1929: occasione della vita. Lei è già sposata con un produttore di cinema (che sarà poi il padre dei
suoi figli, nonostante i continui tradimenti), ma in quell’anno arriva a Berlino un regista famoso di
origine austriaca ma che già lavorava a Hollywood (Josef von Sternberg) alla ricerca di una
protagonista femminile per il suo nuovo progetto. Egli la va a cercare nel teatro di rivista berlinese,
poiché la sua protagonista era un’artista di rivista e varietà. Necessitava quindi una certa
congruenza. Inoltre il soggetto era tedesco e quindi gli serviva un’attrice tedesca.

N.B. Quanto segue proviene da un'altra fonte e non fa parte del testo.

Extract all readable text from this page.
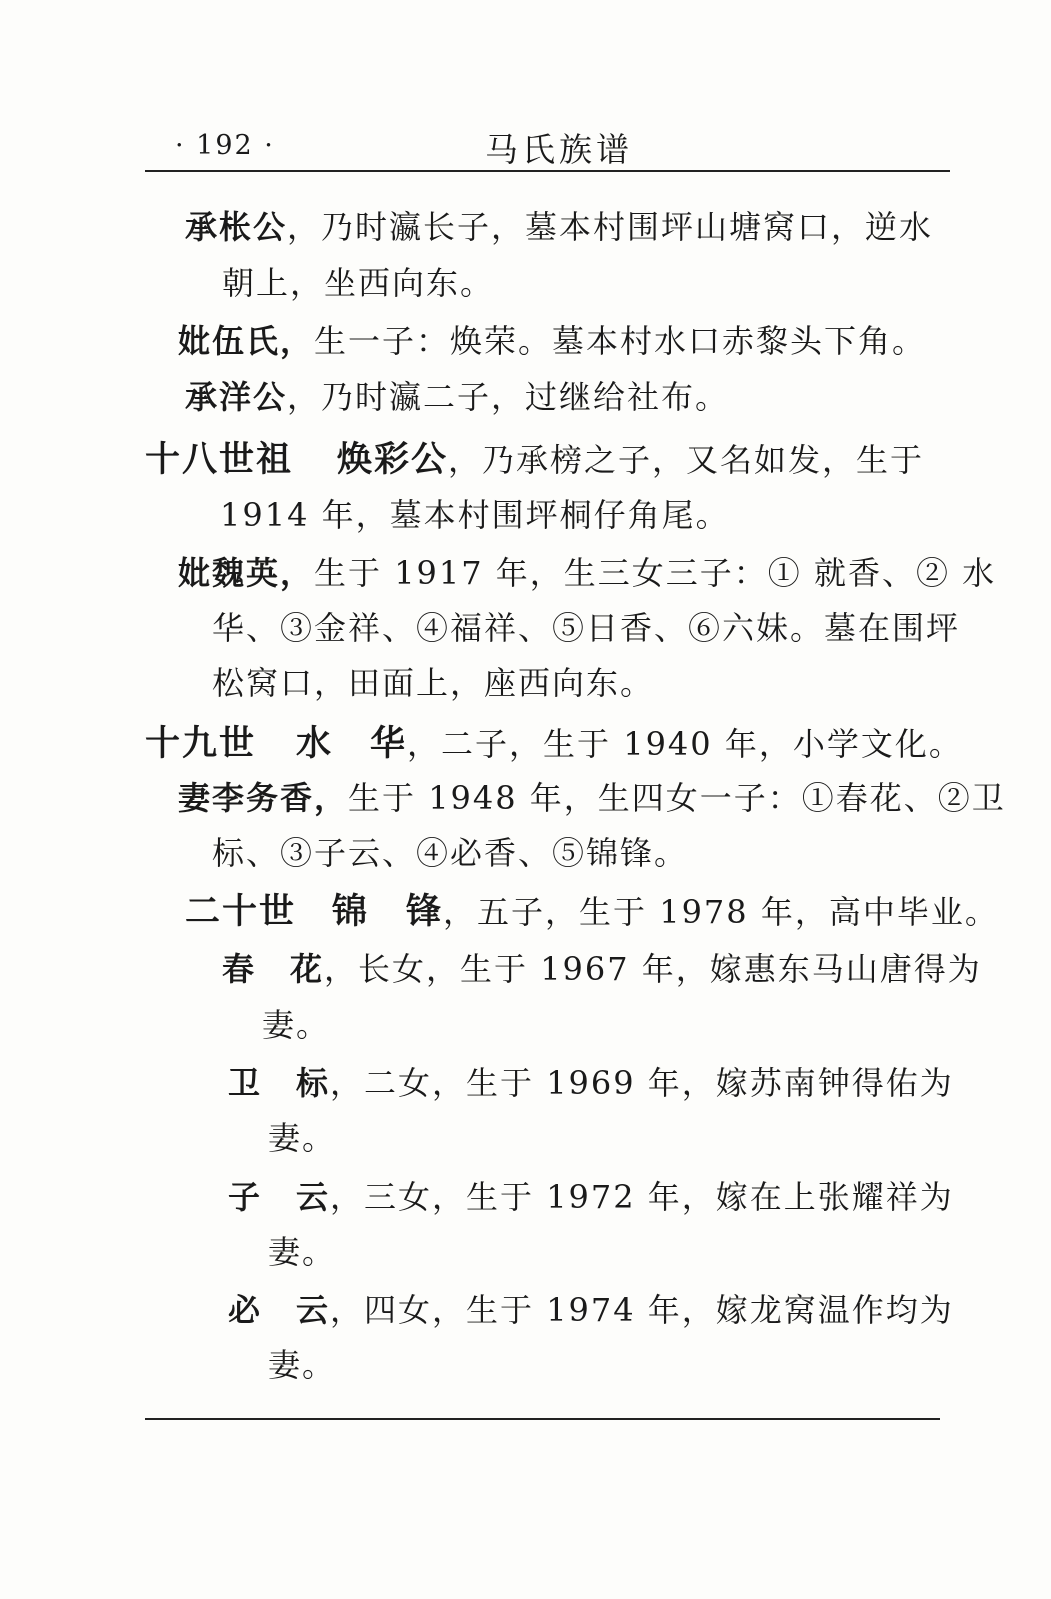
· 192 ·	马氏族谱
承枨公，乃时瀛长子，墓本村围坪山塘窝口，逆水
朝上，坐西向东。
妣伍氏，生一子：焕荣。墓本村水口赤黎头下角。
承洋公，乃时瀛二子，过继给社布。
十八世祖 焕彩公，乃承榜之子，又名如发，生于
1914 年，墓本村围坪桐仔角尾。
妣魏英，生于 1917 年，生三女三子：① 就香、② 水
华、③金祥、④福祥、⑤日香、⑥六妹。墓在围坪
松窝口，田面上，座西向东。
十九世 水　华，二子，生于 1940 年，小学文化。
妻李务香，生于 1948 年，生四女一子：①春花、②卫
标、③子云、④必香、⑤锦锋。
二十世 锦　锋，五子，生于 1978 年，高中毕业。
春　花，长女，生于 1967 年，嫁惠东马山唐得为
妻。
卫　标，二女，生于 1969 年，嫁苏南钟得佑为
妻。
子　云，三女，生于 1972 年，嫁在上张耀祥为
妻。
必　云，四女，生于 1974 年，嫁龙窝温作均为
妻。
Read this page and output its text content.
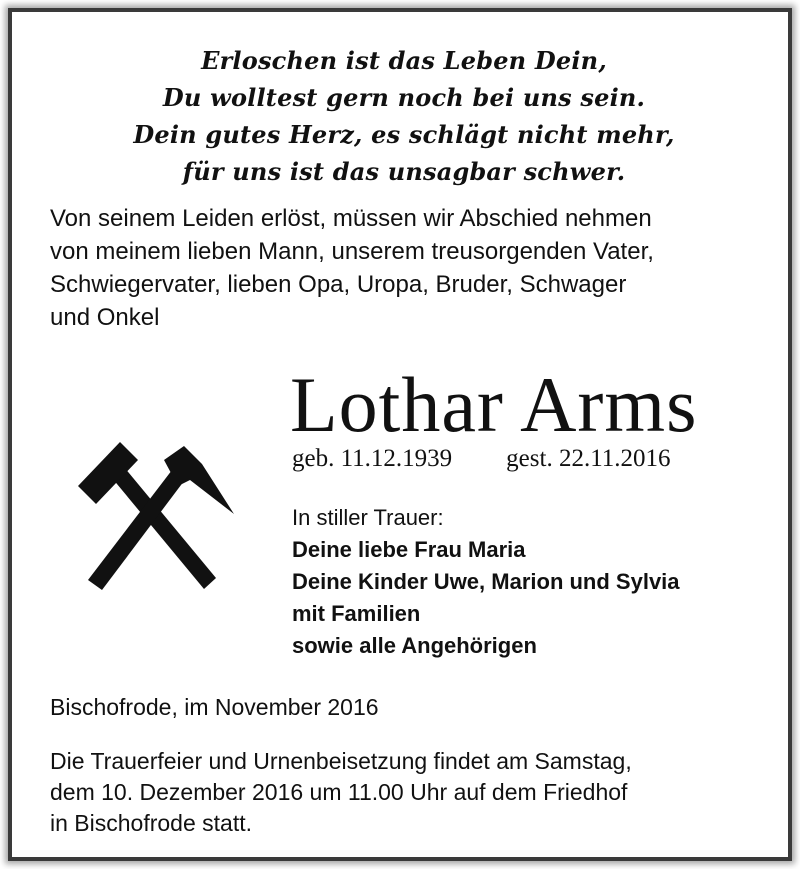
Erloschen ist das Leben Dein,
Du wolltest gern noch bei uns sein.
Dein gutes Herz, es schlägt nicht mehr,
für uns ist das unsagbar schwer.
Von seinem Leiden erlöst, müssen wir Abschied nehmen
von meinem lieben Mann, unserem treusorgenden Vater,
Schwiegervater, lieben Opa, Uropa, Bruder, Schwager
und Onkel
Lothar Arms
geb. 11.12.1939 gest. 22.11.2016
In stiller Trauer:
Deine liebe Frau Maria
Deine Kinder Uwe, Marion und Sylvia
mit Familien
sowie alle Angehörigen
Bischofrode, im November 2016
Die Trauerfeier und Urnenbeisetzung findet am Samstag,
dem 10. Dezember 2016 um 11.00 Uhr auf dem Friedhof
in Bischofrode statt.
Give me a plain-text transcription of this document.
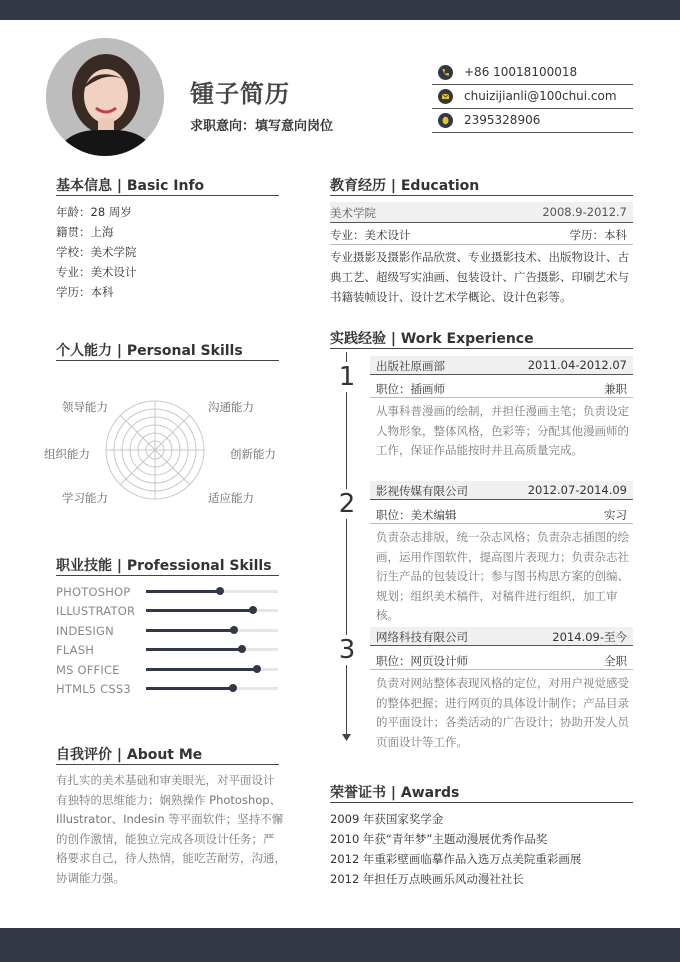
锺子简历
求职意向：填写意向岗位
+86 10018100018
chuizijianli@100chui.com
2395328906
基本信息 | Basic Info
年龄：28 周岁
籍贯：上海
学校：美术学院
专业：美术设计
学历：本科
个人能力 | Personal Skills
领导能力	沟通能力
组织能力	创新能力
学习能力	适应能力
职业技能 | Professional Skills
PHOTOSHOP
ILLUSTRATOR
INDESIGN
FLASH
MS OFFICE
HTML5 CSS3
自我评价 | About Me
有扎实的美术基础和审美眼光，对平面设计
有独特的思维能力；娴熟操作 Photoshop、
Illustrator、Indesin 等平面软件；坚持不懈
的创作激情，能独立完成各项设计任务；严
格要求自己，待人热情，能吃苦耐劳，沟通，
协调能力强。
教育经历 | Education
美术学院	2008.9-2012.7
专业：美术设计	学历：本科
专业摄影及摄影作品欣赏、专业摄影技术、出版物设计、古
典工艺、超级写实油画、包装设计、广告摄影、印刷艺术与
书籍装帧设计、设计艺术学概论、设计色彩等。
实践经验 | Work Experience
1 出版社原画部	2011.04-2012.07
职位：插画师	兼职
从事科普漫画的绘制，并担任漫画主笔；负责设定
人物形象，整体风格，色彩等；分配其他漫画师的
工作，保证作品能按时并且高质量完成。
2 影视传媒有限公司	2012.07-2014.09
职位：美术编辑	实习
负责杂志排版，统一杂志风格；负责杂志插图的绘
画，运用作图软件，提高图片表现力；负责杂志社
衍生产品的包装设计；参与图书构思方案的创编、
规划；组织美术稿件，对稿件进行组织，加工审核。
3 网络科技有限公司	2014.09-至今
职位：网页设计师	全职
负责对网站整体表现风格的定位，对用户视觉感受
的整体把握；进行网页的具体设计制作；产品目录
的平面设计；各类活动的广告设计；协助开发人员
页面设计等工作。
荣誉证书 | Awards
2009 年获国家奖学金
2010 年获“青年梦”主题动漫展优秀作品奖
2012 年重彩壁画临摹作品入选万点美院重彩画展
2012 年担任万点映画乐风动漫社社长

Si viene a sapere dell’arrivo di questo grande regista e c’è una grande agitazione. Il marito di
Dietrich (che era stato regista e ora era produttore) suggerisce alla moglie l’atteggiamento di non
mettersi in mostra, perché tutte le altre saranno sopra le righe per attirare le attenzioni di Sternberg.
Lei avrebbe dovuto mostrarsi con una sorta di naturalezza e sfacciatezza senza mettersi in mostra.
Così avviene perché Sternberg la notò subito per questa stranietà e le chiede un provino (che
abbiamo perché è stato conservato).

Cf. video del provino: grande sfacciataggine e goffaggine (consapevole e costruita, di cui gestisce
gli effetti perché è un continuo gioco di contrasti).
LOLA LOLA nell’Angelo azzurro, una delle pellicole più famose (a livello mondiale e della storia
del cinema). Ha lanciato Marlene Dietrich e Lola Lola è proprio un personaggio così.

Il film prende le mosse da un libro di Heinrich Mann (Il professor Unrat o la fine di un tiranno,
1905). Angelo azzurro è il nome di un locale notturno dove si esibisce la soubrette Lola Lola (un
locale in cui si mangia, beve e si fa spettacolo). Lola Lola incarna perfettamente questo nome di
angelo azzurro, per questa immagine così seducente e ideale.

Il professor Unrat è un insegnate di inglese che si reca nel locale per proibire le rappresentazioni,
ma si innamora di Lola Lola al punto di volerla sposare e seguirla con la sua compagnia. Ci saranno
inconvenienti perché Lola Lola non è quell’angelo che sembrava, ma è un’artista che per la vita che
fa è effimera e fugace e abbandonando tutto si troverà coinvolto in vicende che arriveranno a un
tragico finale.

Nel film la staffetta passa a Lola Lola, poiché è lei il fulcro (non il professore come nel romanzo).
Marlene riproduce tutti gli elementi che conosce per questo personaggio. Il regista lavora su tratti di
erotismo crudele.

Emil Jannings: interpreta il professor Unrat ed è un attore molto noto. Egli è un attore di film muto
ma che poteva anche essere una garanzia per la diffusione e il successo del film.

Le caratteristiche di Marlene sono sempre quelle: una grande scioltezza con cui entra nella canzone
e ne esce. Ciò fa da contorno a quello che accade attorno: il pubblico guarda lo spettacolo e intanto
ordina da mangiare ad alta voce, i cambi scena a vista, i camerieri che fanno rumore, i riflettori in
scena affinché vengano azionati a vista. L’ambiente è incongruente, è tutto anti illusionistico.
Questo agevola Dietrich ad entrare e uscire dal suo personaggio, e ciò la rende interessante.

Il professor Unrat viene intrappolato nella rete della finzione e ne rimane invischiato: è nella cipria,
nei lustrini che si incatena, in tuta l’apparenza che ha di fronte. Dietrich ci fa vedere queste facce in
contrasto: l’illusione e la disillusione.

In seguito al successo ottenuto con l’Angelo azzurro, la Dietrich si trasferisce in America e lavorerà
con Sternberg e la Paramount. Sternberg lavorerà su di lei per renderla un soggetto cinematografico
e lavorerà su alcuni elementi che vengono valorizzati cinematograficamente e marchieranno in
modo indelebile la Dietrich proprio nel modo in cui lotterà con la sua immagine.